The ninth hole on the Duneside course (currently being constructed and grown in) at Baywood Greens in Long Neck, Del. The tall grasses are a mixture of hard and sheep fescue along with some little bluestem and broomsedge bluestem, which are native to the area. These naturalized areas are mowed only once or twice per year and receive no fertilizer or irrigation inputs. Photo courtesy of Baywood Greens
A collaborative effort by members of the Eastern Shore GCSA and scientists from the University of Delaware has resulted in the publication of Best Management Practices for Delaware Golf Courses.
The Delaware BMPs were developed in part using the BMP Planning Guide and Template from GCSAA, which was funded by the association’s Environmental Institute for Golf (EIFG) through support from the USGA.
The Eastern Shore GCSA received a $10,000 BMP grant from GCSAA, funded in part by the PGA Tour. The BMP grant program administers funding through the EIFG to GCSAA-affiliated chapters for developing new guides or updating existing guides, or for verification programs. GCSAA’s goal is to have all 50 states offer established BMPs by 2020.
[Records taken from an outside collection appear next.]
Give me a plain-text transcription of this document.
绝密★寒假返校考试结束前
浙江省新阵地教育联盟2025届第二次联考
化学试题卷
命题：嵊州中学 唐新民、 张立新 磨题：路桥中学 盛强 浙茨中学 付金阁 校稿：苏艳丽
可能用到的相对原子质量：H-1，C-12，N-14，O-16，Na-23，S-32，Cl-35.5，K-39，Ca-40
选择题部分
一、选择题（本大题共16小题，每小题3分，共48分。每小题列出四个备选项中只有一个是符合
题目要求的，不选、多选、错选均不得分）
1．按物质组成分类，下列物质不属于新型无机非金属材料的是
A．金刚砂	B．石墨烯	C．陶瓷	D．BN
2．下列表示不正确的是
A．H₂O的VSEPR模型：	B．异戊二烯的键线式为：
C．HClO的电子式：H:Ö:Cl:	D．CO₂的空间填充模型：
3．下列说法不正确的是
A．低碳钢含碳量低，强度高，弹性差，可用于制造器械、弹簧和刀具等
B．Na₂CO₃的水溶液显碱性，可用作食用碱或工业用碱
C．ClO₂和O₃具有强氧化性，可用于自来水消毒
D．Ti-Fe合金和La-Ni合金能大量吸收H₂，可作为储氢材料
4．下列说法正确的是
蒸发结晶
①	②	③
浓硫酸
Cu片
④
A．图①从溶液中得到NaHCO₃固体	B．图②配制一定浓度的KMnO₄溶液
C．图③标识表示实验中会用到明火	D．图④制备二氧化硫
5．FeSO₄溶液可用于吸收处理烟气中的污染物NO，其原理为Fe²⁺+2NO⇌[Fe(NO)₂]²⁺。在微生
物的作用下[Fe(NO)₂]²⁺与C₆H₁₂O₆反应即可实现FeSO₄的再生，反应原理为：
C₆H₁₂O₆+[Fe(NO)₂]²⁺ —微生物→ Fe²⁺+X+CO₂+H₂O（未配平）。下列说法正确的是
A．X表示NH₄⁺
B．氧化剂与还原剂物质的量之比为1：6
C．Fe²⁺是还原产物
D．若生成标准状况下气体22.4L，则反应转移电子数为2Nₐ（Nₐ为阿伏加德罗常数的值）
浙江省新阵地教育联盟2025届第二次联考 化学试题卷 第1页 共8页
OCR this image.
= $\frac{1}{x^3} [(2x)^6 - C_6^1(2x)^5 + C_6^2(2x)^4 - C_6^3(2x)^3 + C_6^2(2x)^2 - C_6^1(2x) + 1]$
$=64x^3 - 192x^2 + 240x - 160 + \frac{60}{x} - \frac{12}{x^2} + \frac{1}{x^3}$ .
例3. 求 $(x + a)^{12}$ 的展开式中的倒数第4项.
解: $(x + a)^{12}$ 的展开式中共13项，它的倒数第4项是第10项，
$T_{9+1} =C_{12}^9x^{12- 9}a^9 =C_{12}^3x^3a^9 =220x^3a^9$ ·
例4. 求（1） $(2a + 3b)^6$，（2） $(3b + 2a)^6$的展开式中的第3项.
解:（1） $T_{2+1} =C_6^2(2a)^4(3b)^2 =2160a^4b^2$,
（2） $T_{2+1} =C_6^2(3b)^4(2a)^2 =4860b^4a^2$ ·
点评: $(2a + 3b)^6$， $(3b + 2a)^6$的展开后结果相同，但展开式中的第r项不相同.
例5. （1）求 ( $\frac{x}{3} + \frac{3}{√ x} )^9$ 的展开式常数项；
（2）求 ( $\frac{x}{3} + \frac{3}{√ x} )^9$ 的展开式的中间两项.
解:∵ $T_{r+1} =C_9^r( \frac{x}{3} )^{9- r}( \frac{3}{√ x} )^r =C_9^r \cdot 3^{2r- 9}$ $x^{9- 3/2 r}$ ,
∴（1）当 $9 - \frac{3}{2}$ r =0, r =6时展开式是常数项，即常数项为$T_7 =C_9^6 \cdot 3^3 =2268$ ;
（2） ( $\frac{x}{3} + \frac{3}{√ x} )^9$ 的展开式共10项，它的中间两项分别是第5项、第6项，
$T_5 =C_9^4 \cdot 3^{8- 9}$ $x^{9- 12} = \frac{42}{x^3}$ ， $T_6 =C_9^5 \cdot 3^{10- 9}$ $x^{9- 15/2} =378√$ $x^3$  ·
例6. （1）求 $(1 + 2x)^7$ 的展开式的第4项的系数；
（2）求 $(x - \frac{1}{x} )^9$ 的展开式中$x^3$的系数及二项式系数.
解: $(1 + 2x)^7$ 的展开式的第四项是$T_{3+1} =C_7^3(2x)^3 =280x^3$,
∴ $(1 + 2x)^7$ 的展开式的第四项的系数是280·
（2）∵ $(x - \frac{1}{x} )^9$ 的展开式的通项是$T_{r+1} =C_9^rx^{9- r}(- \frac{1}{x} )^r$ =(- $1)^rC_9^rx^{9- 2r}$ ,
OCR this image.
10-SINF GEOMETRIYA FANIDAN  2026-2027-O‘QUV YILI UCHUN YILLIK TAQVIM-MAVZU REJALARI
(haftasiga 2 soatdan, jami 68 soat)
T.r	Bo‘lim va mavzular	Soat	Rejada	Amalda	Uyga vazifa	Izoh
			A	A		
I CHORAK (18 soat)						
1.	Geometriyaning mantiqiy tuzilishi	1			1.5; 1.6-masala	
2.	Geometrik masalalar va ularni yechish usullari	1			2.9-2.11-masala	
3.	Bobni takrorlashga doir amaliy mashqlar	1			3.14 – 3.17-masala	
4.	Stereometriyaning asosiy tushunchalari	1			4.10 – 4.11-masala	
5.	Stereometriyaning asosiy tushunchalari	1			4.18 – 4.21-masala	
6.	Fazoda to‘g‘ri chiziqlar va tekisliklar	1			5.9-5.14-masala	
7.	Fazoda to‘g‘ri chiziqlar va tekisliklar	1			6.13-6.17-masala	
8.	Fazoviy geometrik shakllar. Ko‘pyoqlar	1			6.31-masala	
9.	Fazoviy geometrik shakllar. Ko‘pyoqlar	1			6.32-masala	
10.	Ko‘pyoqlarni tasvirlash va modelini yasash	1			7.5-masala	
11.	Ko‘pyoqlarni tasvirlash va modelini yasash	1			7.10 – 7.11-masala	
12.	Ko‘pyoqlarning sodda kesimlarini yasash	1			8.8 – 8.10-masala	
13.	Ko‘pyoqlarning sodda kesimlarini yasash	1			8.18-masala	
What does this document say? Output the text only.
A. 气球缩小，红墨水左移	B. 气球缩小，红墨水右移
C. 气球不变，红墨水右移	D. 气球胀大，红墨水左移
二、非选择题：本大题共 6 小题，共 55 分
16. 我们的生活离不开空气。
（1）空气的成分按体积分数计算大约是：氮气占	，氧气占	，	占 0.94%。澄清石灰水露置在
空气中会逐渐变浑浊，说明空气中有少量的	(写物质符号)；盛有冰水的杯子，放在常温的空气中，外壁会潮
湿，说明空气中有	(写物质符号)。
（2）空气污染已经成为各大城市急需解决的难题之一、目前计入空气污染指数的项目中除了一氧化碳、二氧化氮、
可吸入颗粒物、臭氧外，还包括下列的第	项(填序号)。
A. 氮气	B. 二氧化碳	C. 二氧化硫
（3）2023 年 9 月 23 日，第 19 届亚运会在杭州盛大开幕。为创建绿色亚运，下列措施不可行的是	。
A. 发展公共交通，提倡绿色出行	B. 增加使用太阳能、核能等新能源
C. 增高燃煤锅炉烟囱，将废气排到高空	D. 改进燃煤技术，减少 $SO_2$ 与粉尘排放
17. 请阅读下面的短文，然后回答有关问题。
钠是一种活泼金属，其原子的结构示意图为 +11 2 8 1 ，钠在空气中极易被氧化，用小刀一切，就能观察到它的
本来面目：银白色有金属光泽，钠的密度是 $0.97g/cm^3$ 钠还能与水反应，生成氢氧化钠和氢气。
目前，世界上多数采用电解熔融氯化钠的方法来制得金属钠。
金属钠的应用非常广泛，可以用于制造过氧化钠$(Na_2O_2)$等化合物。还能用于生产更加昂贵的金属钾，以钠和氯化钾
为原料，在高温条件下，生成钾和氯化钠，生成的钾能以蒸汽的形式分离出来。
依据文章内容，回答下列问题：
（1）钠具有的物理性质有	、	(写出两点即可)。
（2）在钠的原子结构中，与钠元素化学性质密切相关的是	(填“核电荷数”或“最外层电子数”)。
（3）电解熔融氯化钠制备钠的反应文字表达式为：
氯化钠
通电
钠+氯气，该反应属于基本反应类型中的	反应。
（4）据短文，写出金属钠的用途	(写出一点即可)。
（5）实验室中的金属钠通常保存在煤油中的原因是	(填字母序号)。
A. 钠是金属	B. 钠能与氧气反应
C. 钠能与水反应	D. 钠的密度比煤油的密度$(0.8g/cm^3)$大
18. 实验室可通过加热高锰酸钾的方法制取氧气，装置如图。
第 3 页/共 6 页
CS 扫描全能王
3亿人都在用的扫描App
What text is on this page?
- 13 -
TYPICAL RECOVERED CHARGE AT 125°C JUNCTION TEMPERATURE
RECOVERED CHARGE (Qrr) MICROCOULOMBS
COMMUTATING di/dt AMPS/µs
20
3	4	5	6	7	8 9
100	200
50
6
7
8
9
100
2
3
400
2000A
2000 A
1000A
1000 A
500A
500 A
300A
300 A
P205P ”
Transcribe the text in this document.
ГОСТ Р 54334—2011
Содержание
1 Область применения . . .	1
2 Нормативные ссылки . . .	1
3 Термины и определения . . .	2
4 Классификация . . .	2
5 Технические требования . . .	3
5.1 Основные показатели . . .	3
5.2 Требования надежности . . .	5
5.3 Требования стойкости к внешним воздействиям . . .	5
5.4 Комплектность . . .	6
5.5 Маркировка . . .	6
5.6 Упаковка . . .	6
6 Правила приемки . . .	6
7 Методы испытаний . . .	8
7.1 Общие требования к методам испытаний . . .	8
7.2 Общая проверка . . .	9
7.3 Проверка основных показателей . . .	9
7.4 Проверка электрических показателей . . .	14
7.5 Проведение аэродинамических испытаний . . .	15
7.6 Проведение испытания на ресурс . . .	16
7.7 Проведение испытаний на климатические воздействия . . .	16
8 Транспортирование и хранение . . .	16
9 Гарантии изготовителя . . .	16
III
The Delaware BMP document covers the use of nutrients and pesticides, pollinator protection, erosion and sedimentation, and more, and it places special emphasis on water quality, which is particularly vital for the state’s golf courses that are located within the Chesapeake Bay watershed.
William Reil, president of the Eastern Shore GCSA and superintendent at Gibson Island (Md.) Club, says the BMPs help demonstrate how superintendents are doing their part to protect natural resources.
“As superintendents, we want to make sure that we are following the laws,” says Reil, a 17-year GCSAA member. “Having the BMPs are big not just for Delaware, but for the Mid-Atlantic region. It shows that we care.”
GCSAA members who were on the Delaware BMP steering committee included Reil, John Jacob, superintendent at Deerfield Golf Club in Newark, Del.; Greg Thomas, superintendent at The Rookery Golf Club in Milton, Del.; Jamie Palokas, superintendent at Baywood Greens in Long Neck, Del.; and Jonathan Urbanski, director of golf courses and grounds at Wilmington (Del.) Country Club.
In addition to the University of Delaware, the Delaware Department of Natural Resources and Environmental Control and the Delaware Department of Agriculture also contributed to the project.
“It’s very important having everyone come together to show that our business is on board to make sure we are being stewards,” Reil says. “Having the university put their stamp of approval on it is big for the state for sure.”